Mountains in the Hawaiian Archipelago
Mountains in the Hawaiian Archipelago


Douglas fir is one of the most enduring and important lumber species indigenous to western North America and has been introduced throughout the world, most notably in England, as a stable, fast growing timber source because of David Douglas. In American history Douglas fir contributed to the western expansion of the 1800’s as it was widely used for railroad ties and telegraph poles before and after the civil war. During WWI & WWII the timbers were used extensively in military housing, shelters and as combat items such as the rails of stretchers that carried injured solders away from battlefields. Familiar to most U.S. households as seasonal Christmas Trees, Douglas fir makes up nearly half of all holiday tree sales because of its classic shape and soft, hearty needles.


Modern Douglas fir Timber Frame
Modern Douglas fir Timber Frame by New Energy Works


To this day Douglas fir remains one of the most commercially important timber species in North America thanks to its responsibly managed forests in the Pacific Northwest. With a rich history and wide variety of uses this natural resource may even play a pivotal role in the future as a carbon sequestering green-building material as generations ahead struggle to combat the effects of climate change. At Pioneer Millworks we also like Douglas fir because of its versatility, strength, and attractive vertical grain pattern.

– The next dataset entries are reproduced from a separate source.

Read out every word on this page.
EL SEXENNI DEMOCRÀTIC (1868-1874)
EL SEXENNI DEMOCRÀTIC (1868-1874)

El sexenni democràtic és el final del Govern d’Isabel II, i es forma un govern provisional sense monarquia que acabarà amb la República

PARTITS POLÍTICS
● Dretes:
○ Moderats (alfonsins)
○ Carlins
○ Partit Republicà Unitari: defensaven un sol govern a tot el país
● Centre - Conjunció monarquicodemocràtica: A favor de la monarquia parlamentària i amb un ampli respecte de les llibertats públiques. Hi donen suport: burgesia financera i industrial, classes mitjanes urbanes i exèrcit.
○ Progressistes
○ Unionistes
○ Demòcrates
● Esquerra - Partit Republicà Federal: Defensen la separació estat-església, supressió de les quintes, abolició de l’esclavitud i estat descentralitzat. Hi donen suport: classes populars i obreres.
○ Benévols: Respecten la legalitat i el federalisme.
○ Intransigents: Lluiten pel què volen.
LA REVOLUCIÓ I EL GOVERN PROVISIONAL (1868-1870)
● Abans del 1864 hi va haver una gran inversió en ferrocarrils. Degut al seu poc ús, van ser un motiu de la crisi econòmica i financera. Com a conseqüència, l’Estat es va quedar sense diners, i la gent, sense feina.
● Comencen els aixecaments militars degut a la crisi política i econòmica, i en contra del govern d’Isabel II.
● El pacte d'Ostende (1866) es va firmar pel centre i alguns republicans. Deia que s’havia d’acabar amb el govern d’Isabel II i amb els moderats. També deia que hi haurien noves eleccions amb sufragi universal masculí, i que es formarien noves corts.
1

As part of our new Siding & Shiplap collection, Douglas fir is ideal for interior and exterior cladding and as a new fresh sawn option it is unparalleled in its sustainability, responsible harvesting and relatively quick growth cycle. Douglas fir is a North American treasure that keeps production domestic and shipping to a minimum. A conscientious green material choice for flooring, paneling, exterior/interior siding and large timbers, Douglas fir honors its namesake in any modern application.